Já o óbito foi de um homem de quase 80 anos que tomava anticoagulante para um problema cardíaco e também sofreu quedas e eventos semelhantes a mini-derrames pouco antes da morte.
Em comunicado, a Eisai, citando as outras condições médicas dos pacientes e uso de anticoagulantes, disse “que as mortes não podem ser atribuídas ao lecanemab”. A empresa disse que nas fases randomizadas e abertas do estudo, a taxa total de mortes com grandes hemorragias cerebrais foi de 0,1% para pacientes em ambos os grupos, que receberam o medicamento e o placebo.
Quase 13% dos pacientes que receberam Lecanemab apresentaram inchaço cerebral, que foi leve ou moderado na maioria dos casos, enquanto menos de 2% dos que receberam o placebo apresentaram o inchaço, diz o estudo. Na maioria dos casos, o inchaço cerebral não causou nenhum sintoma e geralmente se resolveu em alguns meses. Cerca de 17% dos pacientes que tomaram lecanemab apresentaram sangramento cerebral, em comparação com 9% do grupo do placebo. O sintoma mais comum da hemorragia cerebral foi tontura, informa o relatório.
Os autores relataram que “eventos adversos graves” ocorreram em 14% dos pacientes com lecanemab e 11% daqueles que receberam placebo. Quase 7% dos pacientes com lecanemab desistiram do estudo por causa de efeitos colaterais negativos, mais do que o dobro da porcentagem de receptores de placebo que desistiram.
Mais de um quarto dos pacientes com Lecanemab apresentaram reações adversas relacionadas à infusão, que incluíram febre e sintomas semelhantes aos da gripe, geralmente com a primeira dose. Uma porcentagem muito menor de pacientes com placebo experimentou essas reações, segundo o estudo.
O principal resultado positivo do estudo foi de que os pacientes com Lecanemab diminuíram cognitivamente em 1,21 ponto, enquanto os pacientes que receberam placebo diminuíram em 1,66 ponto, na escala de 18 pontos, que avaliou funções como memória, resolução de problemas e atividades diárias, por meio de entrevistas com pacientes e cuidadores.

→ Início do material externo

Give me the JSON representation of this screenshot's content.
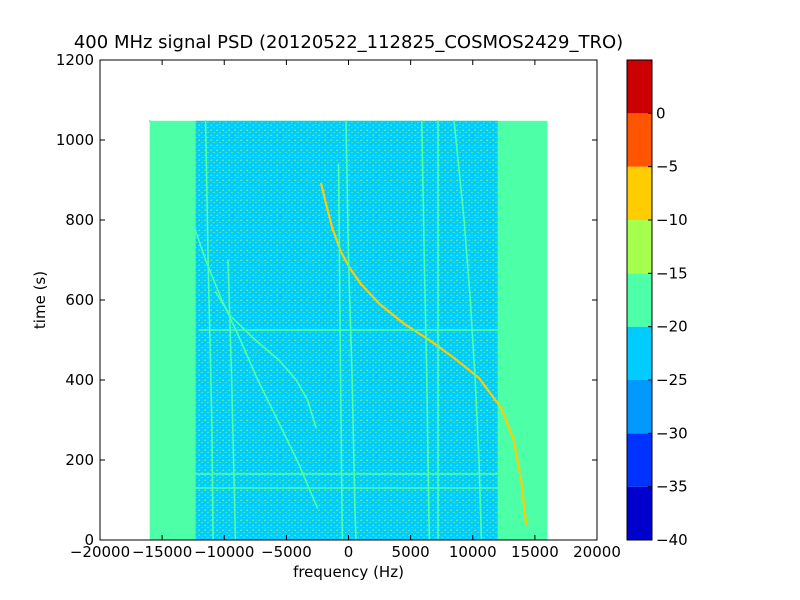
{
  "chart_data": {
    "type": "heatmap",
    "title": "400 MHz signal PSD (20120522_112825_COSMOS2429_TRO)",
    "xlabel": "frequency (Hz)",
    "ylabel": "time (s)",
    "xlim": [
      -20000,
      20000
    ],
    "ylim": [
      0,
      1200
    ],
    "xticks": [
      -20000,
      -15000,
      -10000,
      -5000,
      0,
      5000,
      10000,
      15000,
      20000
    ],
    "xtick_labels": [
      "−20000",
      "−15000",
      "−10000",
      "−5000",
      "0",
      "5000",
      "10000",
      "15000",
      "20000"
    ],
    "yticks": [
      0,
      200,
      400,
      600,
      800,
      1000,
      1200
    ],
    "ytick_labels": [
      "0",
      "200",
      "400",
      "600",
      "800",
      "1000",
      "1200"
    ],
    "data_extent": {
      "x": [
        -16000,
        16000
      ],
      "y": [
        0,
        1048
      ]
    },
    "background_level_db": -22.5,
    "edge_band_level_db": -17.5,
    "colorbar": {
      "levels": [
        -40,
        -35,
        -30,
        -25,
        -20,
        -15,
        -10,
        -5,
        0
      ],
      "tick_labels": [
        "−40",
        "−35",
        "−30",
        "−25",
        "−20",
        "−15",
        "−10",
        "−5",
        "0"
      ],
      "colors": [
        "#0000cc",
        "#0033ff",
        "#0099ff",
        "#00ccff",
        "#4dffa6",
        "#a6ff4d",
        "#ffcc00",
        "#ff5500",
        "#cc0000"
      ]
    },
    "series": [
      {
        "level_db": -7.5,
        "points": [
          [
            -2200,
            890
          ],
          [
            -1800,
            840
          ],
          [
            -1300,
            780
          ],
          [
            -600,
            720
          ],
          [
            100,
            680
          ],
          [
            1000,
            640
          ],
          [
            2500,
            590
          ],
          [
            4500,
            540
          ],
          [
            6500,
            500
          ],
          [
            8500,
            455
          ],
          [
            10500,
            405
          ],
          [
            12300,
            330
          ],
          [
            13300,
            250
          ],
          [
            13900,
            150
          ],
          [
            14300,
            40
          ]
        ]
      },
      {
        "level_db": -17.5,
        "points": [
          [
            -16000,
            1048
          ],
          [
            -15200,
            1000
          ],
          [
            -13900,
            900
          ],
          [
            -12600,
            800
          ],
          [
            -11500,
            700
          ],
          [
            -10200,
            600
          ],
          [
            -8700,
            500
          ],
          [
            -7300,
            400
          ],
          [
            -5400,
            280
          ],
          [
            -4000,
            190
          ],
          [
            -2500,
            80
          ]
        ]
      },
      {
        "level_db": -17.5,
        "points": [
          [
            -10700,
            620
          ],
          [
            -9500,
            560
          ],
          [
            -7500,
            500
          ],
          [
            -5600,
            450
          ],
          [
            -4200,
            400
          ],
          [
            -3300,
            350
          ],
          [
            -2600,
            280
          ]
        ]
      },
      {
        "level_db": -17.5,
        "points": [
          [
            -11500,
            1048
          ],
          [
            -11300,
            700
          ],
          [
            -11000,
            300
          ],
          [
            -10900,
            0
          ]
        ]
      },
      {
        "level_db": -17.5,
        "points": [
          [
            -9700,
            700
          ],
          [
            -9400,
            400
          ],
          [
            -9100,
            0
          ]
        ]
      },
      {
        "level_db": -17.5,
        "points": [
          [
            -200,
            1048
          ],
          [
            0,
            700
          ],
          [
            300,
            400
          ],
          [
            500,
            100
          ],
          [
            600,
            0
          ]
        ]
      },
      {
        "level_db": -17.5,
        "points": [
          [
            -800,
            940
          ],
          [
            -700,
            600
          ],
          [
            -500,
            0
          ]
        ]
      },
      {
        "level_db": -17.5,
        "points": [
          [
            5900,
            1048
          ],
          [
            6100,
            700
          ],
          [
            6300,
            400
          ],
          [
            6500,
            0
          ]
        ]
      },
      {
        "level_db": -17.5,
        "points": [
          [
            7200,
            1048
          ],
          [
            7200,
            600
          ],
          [
            7200,
            0
          ]
        ]
      },
      {
        "level_db": -17.5,
        "points": [
          [
            8500,
            1048
          ],
          [
            9300,
            800
          ],
          [
            9800,
            600
          ],
          [
            10200,
            400
          ],
          [
            10500,
            200
          ],
          [
            10700,
            0
          ]
        ]
      },
      {
        "level_db": -17.5,
        "points": [
          [
            -14800,
            165
          ],
          [
            14000,
            165
          ]
        ]
      },
      {
        "level_db": -17.5,
        "points": [
          [
            -14800,
            130
          ],
          [
            12000,
            130
          ]
        ]
      },
      {
        "level_db": -17.5,
        "points": [
          [
            -12000,
            525
          ],
          [
            12000,
            525
          ]
        ]
      }
    ]
  }
}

O resultado foi apoiado por medidas secundárias no ensaio, incluindo três outros testes cognitivos, reforçando a possibilidade de que a droga esteja tendo um efeito real, disseram os especialistas. Além disso, em todas as medidas, os pacientes começaram a apresentar um declínio mais lento vários meses após o início do lecanemab, e o ritmo diminuiu ainda mais durante o estudo de 18 meses.